O índio dizia a verdade; o que acabava de fazer era a sua vida de todos os dias no meio dos campos: não havia nisto o menor perigo.
Tinha-lhe bastado a luz do seu facho e o canto da cauã que ele imitava perfeitamente para evitar os répteis venenosos que são devorados por essa ave.
Com este simples expediente de que os selvagens ordinariamente se serviam quando atravessavam as matas de noite, Peri descera e tivera a felicidade de encontrar presa aos ramos de uma trepadeira a bolsa de seda, que adivinhou ser o objeto dado por Álvaro.
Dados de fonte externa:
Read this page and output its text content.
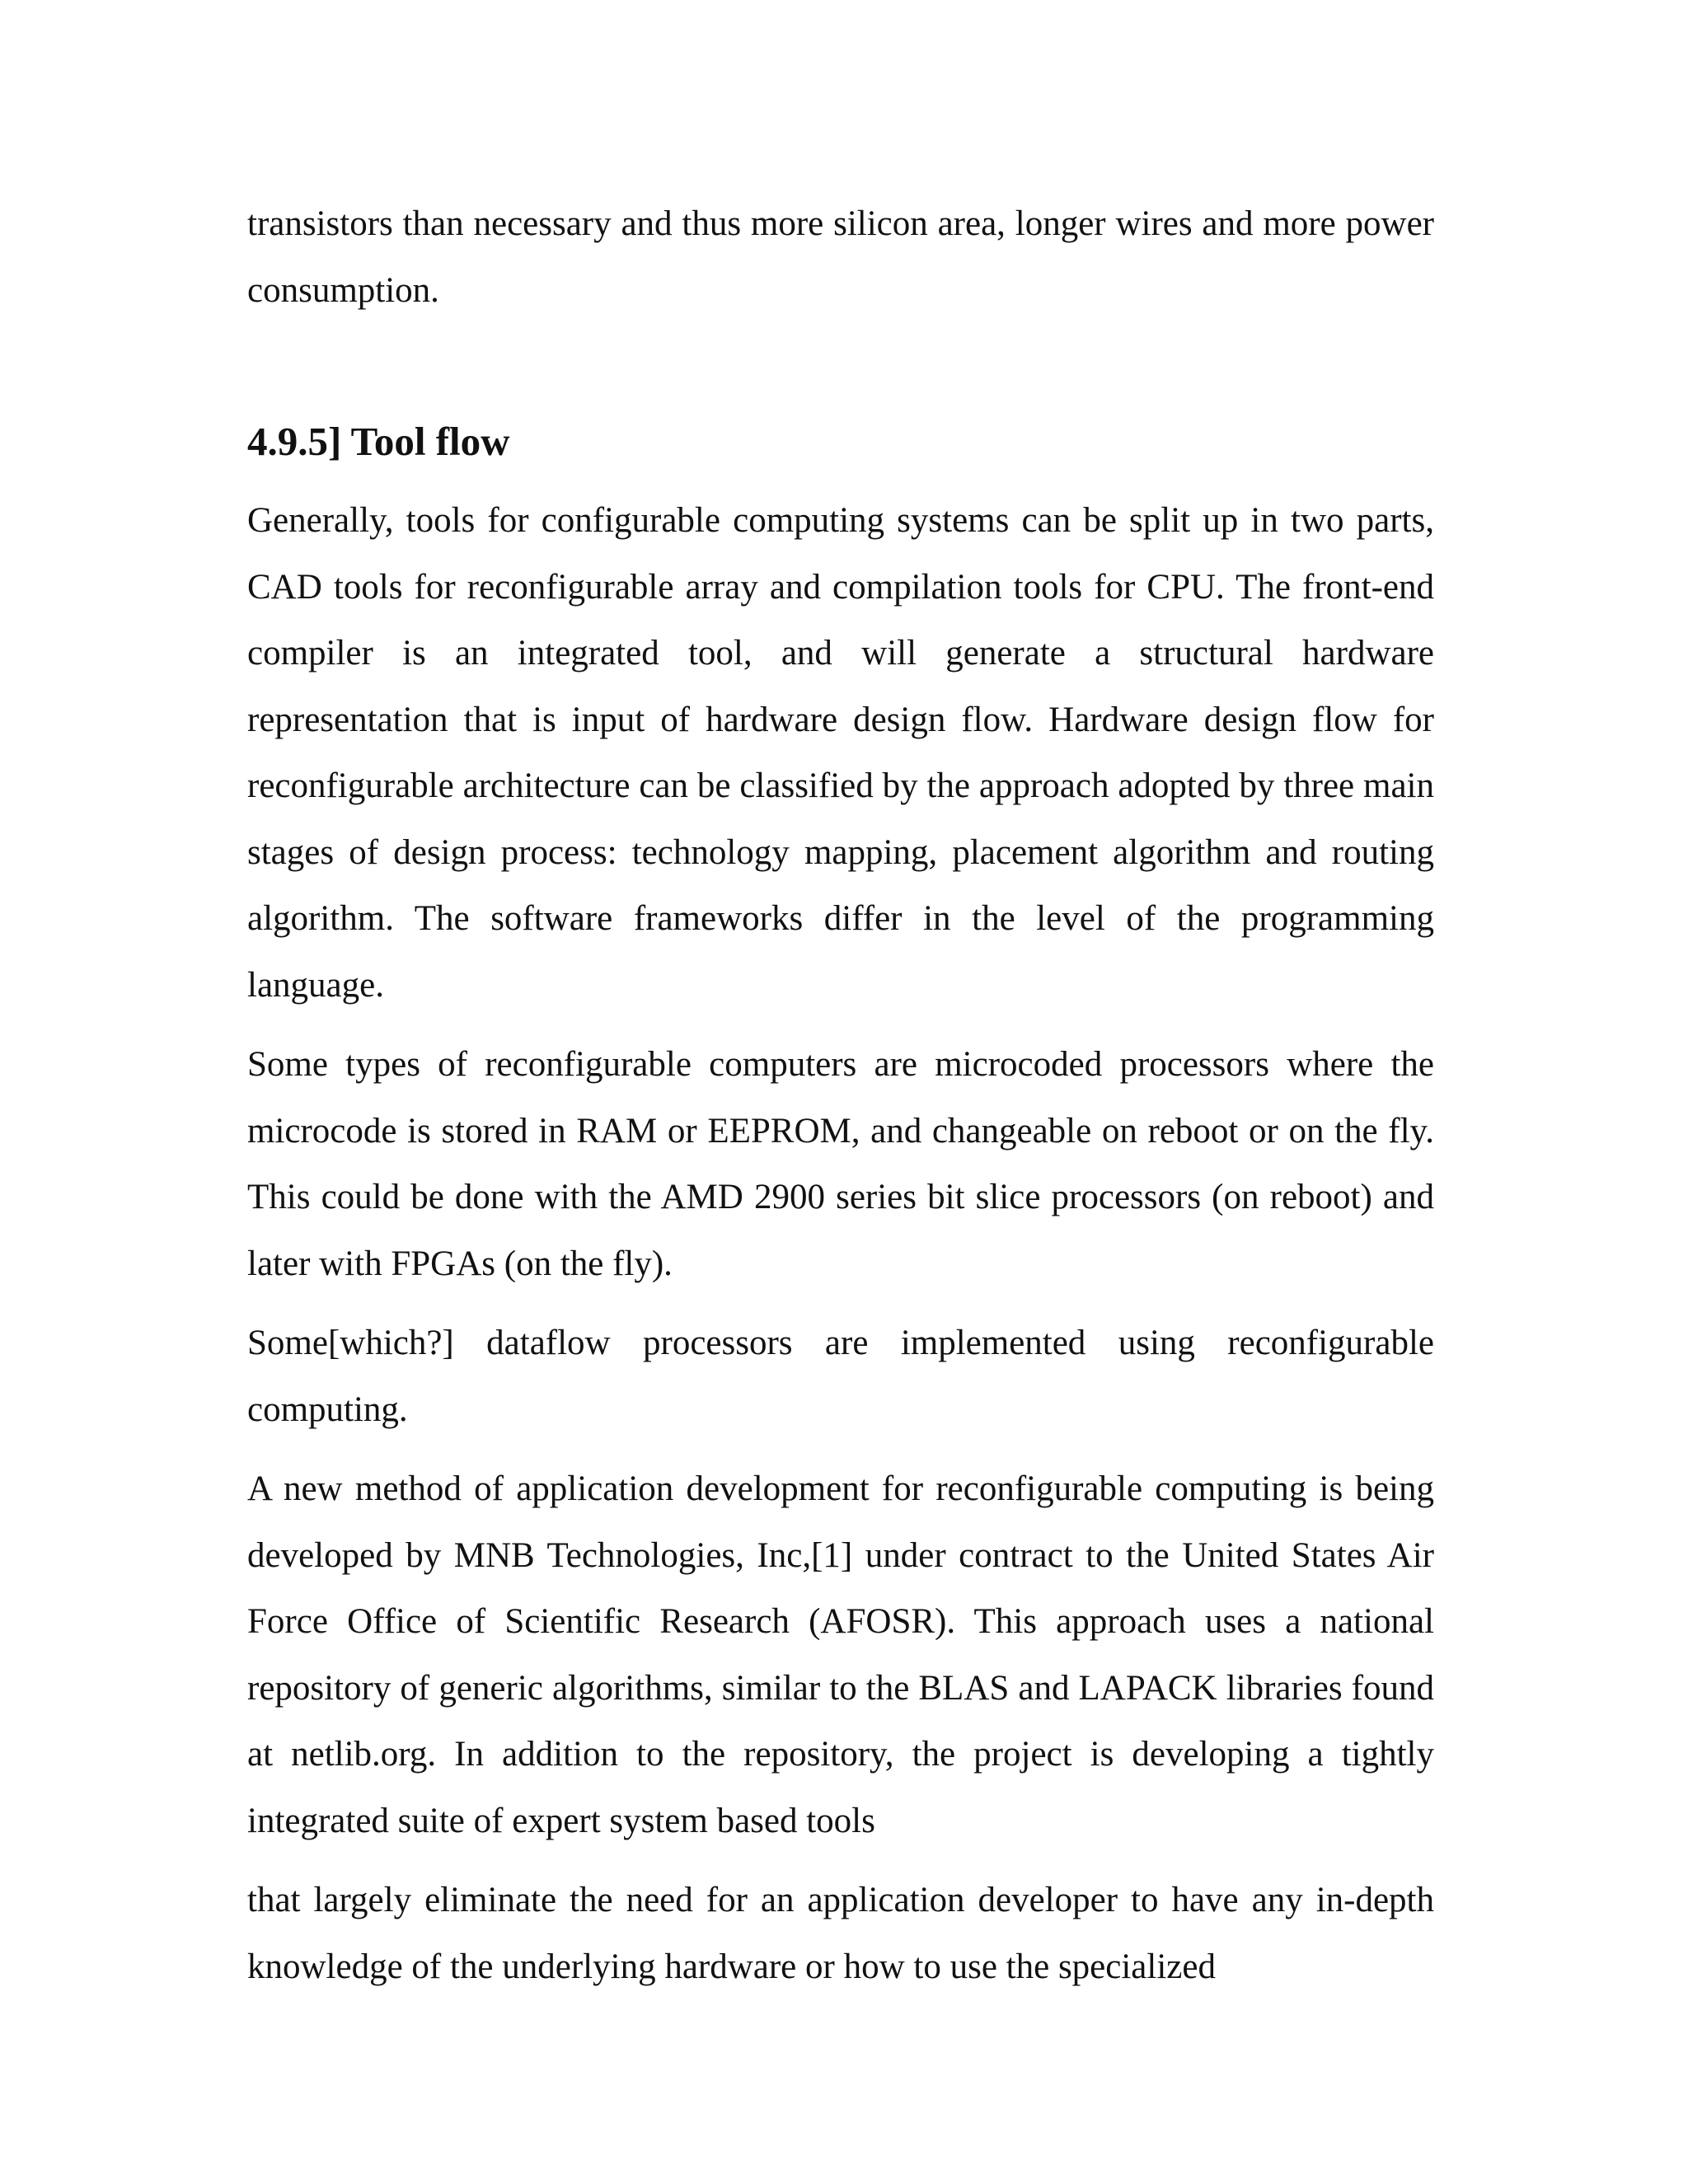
transistors than necessary and thus more silicon area, longer wires and more power consumption.

4.9.5] Tool flow

Generally, tools for configurable computing systems can be split up in two parts, CAD tools for reconfigurable array and compilation tools for CPU. The front-end compiler is an integrated tool, and will generate a structural hardware representation that is input of hardware design flow. Hardware design flow for reconfigurable architecture can be classified by the approach adopted by three main stages of design process: technology mapping, placement algorithm and routing algorithm. The software frameworks differ in the level of the programming language.

Some types of reconfigurable computers are microcoded processors where the microcode is stored in RAM or EEPROM, and changeable on reboot or on the fly. This could be done with the AMD 2900 series bit slice processors (on reboot) and later with FPGAs (on the fly).

Some[which?] dataflow processors are implemented using reconfigurable computing.

A new method of application development for reconfigurable computing is being developed by MNB Technologies, Inc,[1] under contract to the United States Air Force Office of Scientific Research (AFOSR). This approach uses a national repository of generic algorithms, similar to the BLAS and LAPACK libraries found at netlib.org. In addition to the repository, the project is developing a tightly integrated suite of expert system based tools

that largely eliminate the need for an application developer to have any in-depth knowledge of the underlying hardware or how to use the specialized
Soltou então um grito de prazer que Cecília tomou por grito de dor: assim como antes tinha tomado o eco do precipício por uma voz cava e surda.
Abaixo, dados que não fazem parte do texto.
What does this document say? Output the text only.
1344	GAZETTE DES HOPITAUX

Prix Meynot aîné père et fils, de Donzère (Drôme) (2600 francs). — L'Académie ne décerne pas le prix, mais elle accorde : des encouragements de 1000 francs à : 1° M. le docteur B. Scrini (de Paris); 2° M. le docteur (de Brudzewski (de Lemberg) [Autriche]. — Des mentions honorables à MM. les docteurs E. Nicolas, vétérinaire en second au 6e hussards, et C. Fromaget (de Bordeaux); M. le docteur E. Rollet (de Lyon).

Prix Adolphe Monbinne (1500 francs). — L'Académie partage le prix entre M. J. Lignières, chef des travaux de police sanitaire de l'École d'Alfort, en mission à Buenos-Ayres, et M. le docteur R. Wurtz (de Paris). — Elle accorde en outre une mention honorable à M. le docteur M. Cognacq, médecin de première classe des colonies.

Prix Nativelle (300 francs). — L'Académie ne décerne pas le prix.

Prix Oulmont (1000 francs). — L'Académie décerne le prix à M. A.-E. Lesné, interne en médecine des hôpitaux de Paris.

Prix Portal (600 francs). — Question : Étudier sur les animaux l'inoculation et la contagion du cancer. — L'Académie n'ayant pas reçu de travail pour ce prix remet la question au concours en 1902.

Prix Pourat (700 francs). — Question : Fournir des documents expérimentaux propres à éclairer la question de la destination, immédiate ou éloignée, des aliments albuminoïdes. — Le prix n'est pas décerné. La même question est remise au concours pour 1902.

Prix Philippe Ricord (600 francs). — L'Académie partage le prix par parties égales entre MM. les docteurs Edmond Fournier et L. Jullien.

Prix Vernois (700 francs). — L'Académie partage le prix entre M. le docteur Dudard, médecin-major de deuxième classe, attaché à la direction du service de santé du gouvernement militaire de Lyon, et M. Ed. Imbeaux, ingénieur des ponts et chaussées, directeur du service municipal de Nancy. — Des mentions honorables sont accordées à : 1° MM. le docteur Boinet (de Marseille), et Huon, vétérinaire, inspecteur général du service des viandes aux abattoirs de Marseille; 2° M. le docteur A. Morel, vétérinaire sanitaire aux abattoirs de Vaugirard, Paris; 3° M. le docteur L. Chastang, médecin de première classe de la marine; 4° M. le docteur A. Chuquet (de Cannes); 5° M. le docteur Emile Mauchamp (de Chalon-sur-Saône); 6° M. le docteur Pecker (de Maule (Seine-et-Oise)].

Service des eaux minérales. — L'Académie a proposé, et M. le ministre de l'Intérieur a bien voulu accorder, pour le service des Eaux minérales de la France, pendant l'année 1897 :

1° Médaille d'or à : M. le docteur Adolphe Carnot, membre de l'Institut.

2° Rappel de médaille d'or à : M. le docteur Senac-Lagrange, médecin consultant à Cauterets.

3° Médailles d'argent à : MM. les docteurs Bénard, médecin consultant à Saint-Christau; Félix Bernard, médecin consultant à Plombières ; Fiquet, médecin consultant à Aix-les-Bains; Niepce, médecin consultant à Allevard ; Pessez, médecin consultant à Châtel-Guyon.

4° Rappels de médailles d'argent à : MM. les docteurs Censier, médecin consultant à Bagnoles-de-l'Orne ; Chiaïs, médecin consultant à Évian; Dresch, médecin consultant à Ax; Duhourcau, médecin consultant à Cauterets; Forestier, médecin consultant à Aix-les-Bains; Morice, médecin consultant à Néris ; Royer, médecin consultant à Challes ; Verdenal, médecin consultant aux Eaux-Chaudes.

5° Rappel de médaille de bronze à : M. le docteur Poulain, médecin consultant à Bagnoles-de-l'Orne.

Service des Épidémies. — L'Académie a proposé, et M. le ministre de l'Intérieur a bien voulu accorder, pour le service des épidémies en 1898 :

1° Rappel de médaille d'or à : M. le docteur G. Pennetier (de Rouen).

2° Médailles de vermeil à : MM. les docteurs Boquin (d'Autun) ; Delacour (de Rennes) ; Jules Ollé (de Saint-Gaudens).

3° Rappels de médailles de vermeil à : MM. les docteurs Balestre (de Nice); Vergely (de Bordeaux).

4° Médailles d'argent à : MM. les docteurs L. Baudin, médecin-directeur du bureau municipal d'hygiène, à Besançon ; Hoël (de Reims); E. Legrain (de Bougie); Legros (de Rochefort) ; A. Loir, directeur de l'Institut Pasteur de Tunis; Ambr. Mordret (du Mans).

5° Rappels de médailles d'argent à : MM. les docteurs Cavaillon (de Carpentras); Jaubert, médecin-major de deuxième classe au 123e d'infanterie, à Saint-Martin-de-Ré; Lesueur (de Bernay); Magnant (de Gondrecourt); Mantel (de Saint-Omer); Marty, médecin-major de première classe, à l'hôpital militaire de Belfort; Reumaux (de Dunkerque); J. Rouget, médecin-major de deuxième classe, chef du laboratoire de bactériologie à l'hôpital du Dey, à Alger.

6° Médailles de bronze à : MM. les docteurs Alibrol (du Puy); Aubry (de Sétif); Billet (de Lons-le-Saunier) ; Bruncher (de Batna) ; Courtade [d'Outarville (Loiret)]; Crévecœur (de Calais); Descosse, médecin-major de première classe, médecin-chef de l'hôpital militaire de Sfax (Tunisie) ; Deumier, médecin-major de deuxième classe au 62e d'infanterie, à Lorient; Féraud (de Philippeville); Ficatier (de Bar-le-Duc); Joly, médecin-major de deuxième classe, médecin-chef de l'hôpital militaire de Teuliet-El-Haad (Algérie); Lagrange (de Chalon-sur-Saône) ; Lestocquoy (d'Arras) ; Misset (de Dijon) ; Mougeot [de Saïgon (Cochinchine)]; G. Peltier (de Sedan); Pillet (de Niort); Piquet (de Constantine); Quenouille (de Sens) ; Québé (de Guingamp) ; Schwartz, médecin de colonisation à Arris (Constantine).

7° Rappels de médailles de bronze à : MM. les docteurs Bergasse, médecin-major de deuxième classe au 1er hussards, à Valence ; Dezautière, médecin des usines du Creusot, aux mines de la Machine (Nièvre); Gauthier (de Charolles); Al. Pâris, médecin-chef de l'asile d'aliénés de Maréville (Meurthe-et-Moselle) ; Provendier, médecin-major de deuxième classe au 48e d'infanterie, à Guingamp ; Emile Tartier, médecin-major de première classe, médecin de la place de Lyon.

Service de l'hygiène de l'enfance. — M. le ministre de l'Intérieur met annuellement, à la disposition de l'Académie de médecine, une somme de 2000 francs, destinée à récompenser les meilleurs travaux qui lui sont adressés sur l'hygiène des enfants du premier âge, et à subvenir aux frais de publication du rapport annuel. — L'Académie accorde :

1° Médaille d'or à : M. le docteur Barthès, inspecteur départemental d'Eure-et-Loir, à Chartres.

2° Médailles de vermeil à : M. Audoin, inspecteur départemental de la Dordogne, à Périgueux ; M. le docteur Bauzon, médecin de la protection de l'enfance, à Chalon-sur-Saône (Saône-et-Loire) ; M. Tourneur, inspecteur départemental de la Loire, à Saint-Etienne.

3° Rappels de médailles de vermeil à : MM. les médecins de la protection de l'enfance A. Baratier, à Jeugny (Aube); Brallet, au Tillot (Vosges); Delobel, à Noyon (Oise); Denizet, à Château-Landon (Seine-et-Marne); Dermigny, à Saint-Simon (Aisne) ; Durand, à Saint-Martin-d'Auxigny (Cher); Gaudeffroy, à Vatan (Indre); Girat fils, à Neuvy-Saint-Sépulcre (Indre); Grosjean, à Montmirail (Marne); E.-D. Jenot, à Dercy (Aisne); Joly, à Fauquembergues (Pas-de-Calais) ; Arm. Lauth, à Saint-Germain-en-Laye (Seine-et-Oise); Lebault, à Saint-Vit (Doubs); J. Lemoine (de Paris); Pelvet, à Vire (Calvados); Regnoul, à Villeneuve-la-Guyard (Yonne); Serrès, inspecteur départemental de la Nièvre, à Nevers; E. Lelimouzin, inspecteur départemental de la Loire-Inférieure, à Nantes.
Entretanto Cecília que não podia compreender como um homem passava assim no meio de tantos animais venenosos sem ser ofendido por eles, atribuía a salvação do índio a um milagre, e considerava a ação simples e natural que acabava de praticar como um heroísmo admirável. A sua alegria por ver Peri livre de perigo, e por ter nas suas mãos a prenda de Álvaro foi tal, que esqueceu tudo o que se tinha passado.
A caixinha continha um simples bracelete de pérolas; mas estas eram do mais paro esmalte e lindas como pérolas que eram; bem mostravam que tinham sido escolhidas pelos olhos de Álvaro, e destinadas ao braço de Cecília.
A menina admirou-as um momento com o sentimento de faceirice que é inato na mulher, e lhe serve de sétimo sentido; pensou que devia ir-lhe bem esse bracelete; levada por esta idéia cingiu-o ao braço, e mostrou a Peri que a contemplava satisfeito de si mesmo.
— Peri sente uma coisa.
— O quê?
— Não ter contas mais bonitas do que estas para dar-te.
— E por que sentes isso?
— Porque te acompanhariam sempre. Cecília sorriu; ia fazer uma travessura.
— Assim, tu ficarias contente se tua senhora em vez de trazer este bracelete, trouxesse um presente dado por ti?
— Muito.
— E o que me dás tu para que eu me faça bonita? perguntou a menina gracejando.
O índio correu os olhos ao redor de si e ficou triste; podia dar a sua vida, que de nada valia; mas onde iria ele, pobre selvagem, buscar um adorno digno de sua senhora!